AMD Raedom R9 290x Full POwer GTx Titan Beat.. ! NVidia NEW gpu Creating
AMD RADEON R290XYou know how AMD launched the Radeon R9 290X graphics card a couple of weeks ago? Priced at a respectable $549 and able to match anything that can be thrown at it from Nvidia's side, it's a value-driven enthusiast card - if such a statement isn't oxymoronic.
But AMD rarely releases a single high-end GPU at one time. The Radeon HD 6970 and HD 6950 GPUs launched on the same day in December 2010, while the HD 7970 had the HD 7950 following soon after. Such proximal releases have historically been achieved by using the same base architecture for both headline GPUs
It's no surprise that R9 290X is now followed by another GPU based entirely on the Hawaii GCN architecture. Radeon R9 290's the name and forcing Nvidia's high-end pricing hand is very much the game. Let's see how this second-rung Hawaii chip stacks up.
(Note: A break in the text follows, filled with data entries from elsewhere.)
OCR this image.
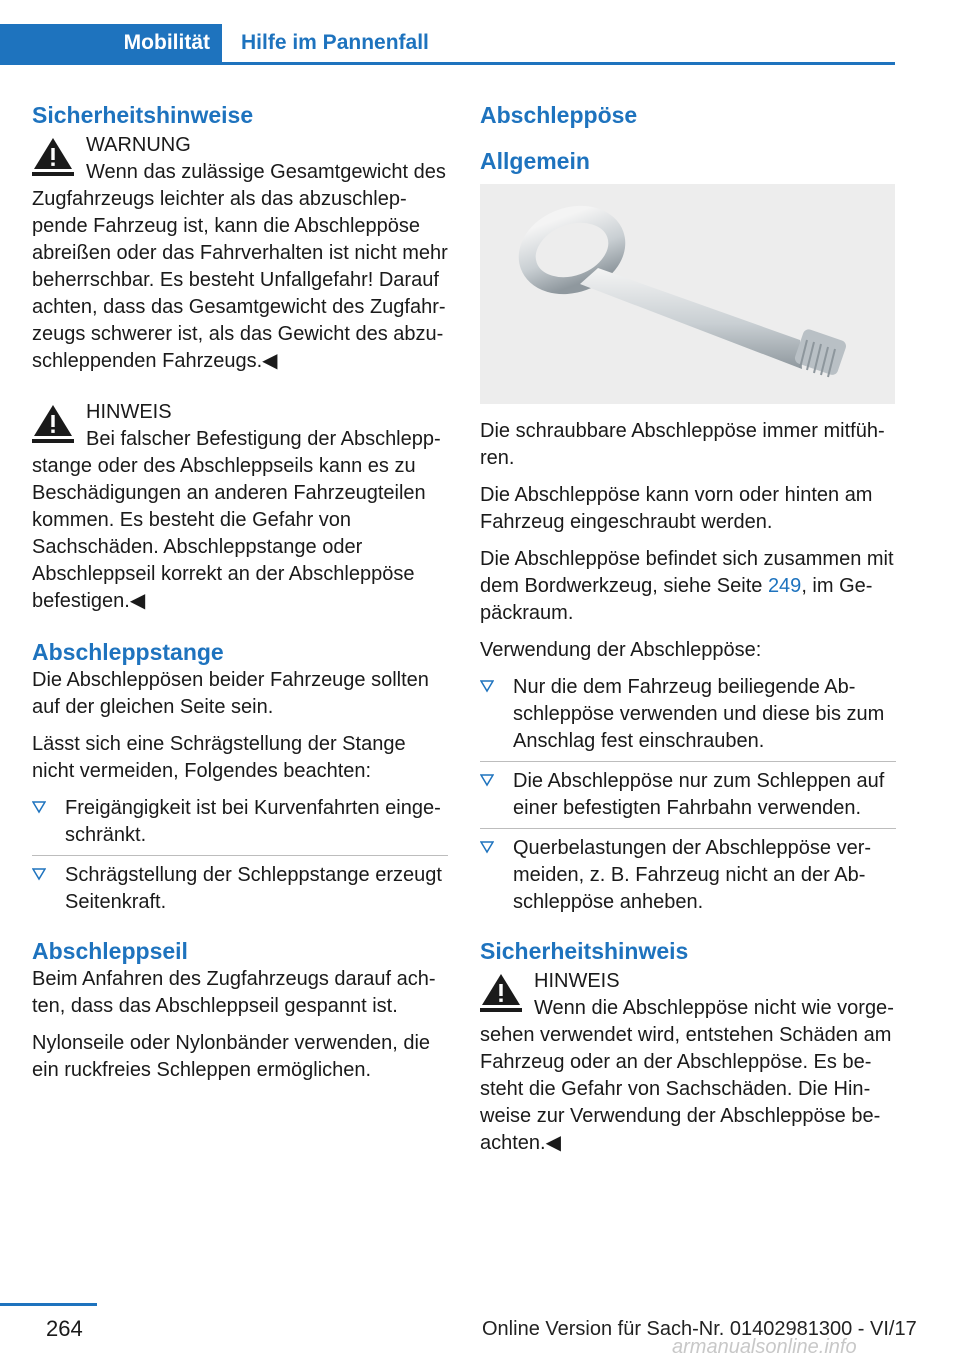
Mobilität	Hilfe im Pannenfall
Sicherheitshinweise

WARNUNG

Wenn das zulässige Gesamtgewicht des Zugfahrzeugs leichter als das abzuschleppende Fahrzeug ist, kann die Abschleppöse abreißen oder das Fahrverhalten ist nicht mehr beherrschbar. Es besteht Unfallgefahr! Darauf achten, dass das Gesamtgewicht des Zugfahrzeugs schwerer ist, als das Gewicht des abzuschleppenden Fahrzeugs.◀

HINWEIS

Bei falscher Befestigung der Abschleppstange oder des Abschleppseils kann es zu Beschädigungen an anderen Fahrzeugteilen kommen. Es besteht die Gefahr von Sachschäden. Abschleppstange oder Abschleppseil korrekt an der Abschleppöse befestigen.◀

Abschleppstange

Die Abschleppösen beider Fahrzeuge sollten auf der gleichen Seite sein.

Lässt sich eine Schrägstellung der Stange nicht vermeiden, Folgendes beachten:

Freigängigkeit ist bei Kurvenfahrten eingeschränkt.
Schrägstellung der Schleppstange erzeugt Seitenkraft.
Abschleppseil

Beim Anfahren des Zugfahrzeugs darauf achten, dass das Abschleppseil gespannt ist.

Nylonseile oder Nylonbänder verwenden, die ein ruckfreies Schleppen ermöglichen.

Abschleppöse
Allgemein

Die schraubbare Abschleppöse immer mitführen.

Die Abschleppöse kann vorn oder hinten am Fahrzeug eingeschraubt werden.

Die Abschleppöse befindet sich zusammen mit dem Bordwerkzeug, siehe Seite 249, im Gepäckraum.

Verwendung der Abschleppöse:

Nur die dem Fahrzeug beiliegende Abschleppöse verwenden und diese bis zum Anschlag fest einschrauben.
Die Abschleppöse nur zum Schleppen auf einer befestigten Fahrbahn verwenden.
Querbelastungen der Abschleppöse vermeiden, z. B. Fahrzeug nicht an der Abschleppöse anheben.
Sicherheitshinweis

HINWEIS

Wenn die Abschleppöse nicht wie vorgesehen verwendet wird, entstehen Schäden am Fahrzeug oder an der Abschleppöse. Es besteht die Gefahr von Sachschäden. Die Hinweise zur Verwendung der Abschleppöse beachten.◀

264	Online Version für Sach-Nr. 01402981300 - VI/17
armanualsonline.info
We're not going to bore you with lots of pictures and graphs illustrating the differences; there is only one from an architectural point of view. Remember how the R9 290X employs 44 Compute Units spread over R9 290 (non-X) is hamstrung by the loss of four of these CUs - reducing the total to 40. As each block is home to 64 shaders and 16 texture units, the lesser Hawaii chip has 2,560 processors and 160 TUs - or about 10 per cent fewer than the full-fat X-rated model. And that's it, as the GPUs are otherwise functionally identical.
A mere reduction in processing power isn't usually enough for effective market segmentation. Following a time-honoured traditional of reducing/disabling cores in concert with lower GPU frequency, R9 290 is programmed to reach a peak speed of 947MHz, compared to 1GHz for the big boy. Factoring in these two variables means that GFLOPS and texturing throughput drops by approximately 14 per cent though, rather helpfully, the backend processing ability - ROPs, memory-bus width, etc. - is left untouched.
Back-of-the-envelope calculations suggest that R9 290 will be around 10 per cent slower than the headline Radeon act. This should translate to high-resolution gaming performance that's on a par with the $499 GeForce GTX 780 - the GPU very much in the R9 290's sights.
AMD's aggressive pricing structure enables the R9 290 to be launched at $399 (which we're told will translate to £320 inc. VAT), thus putting obvious pressure on Nvidia to further move the pricing of its own high-end cards, having already made cuts earlier Last week. We'll skip taking a look at the reference card because it is identical to the R9 290X, save for the BIOS-toggling switch having identical profiles in both positions. It's straight to the benchmarks, Tonto. AMD R9 290X Beat For Nvidia Geforce GTX Titan NVIdia Secret Planing NEW Gpu Creating Full POwer!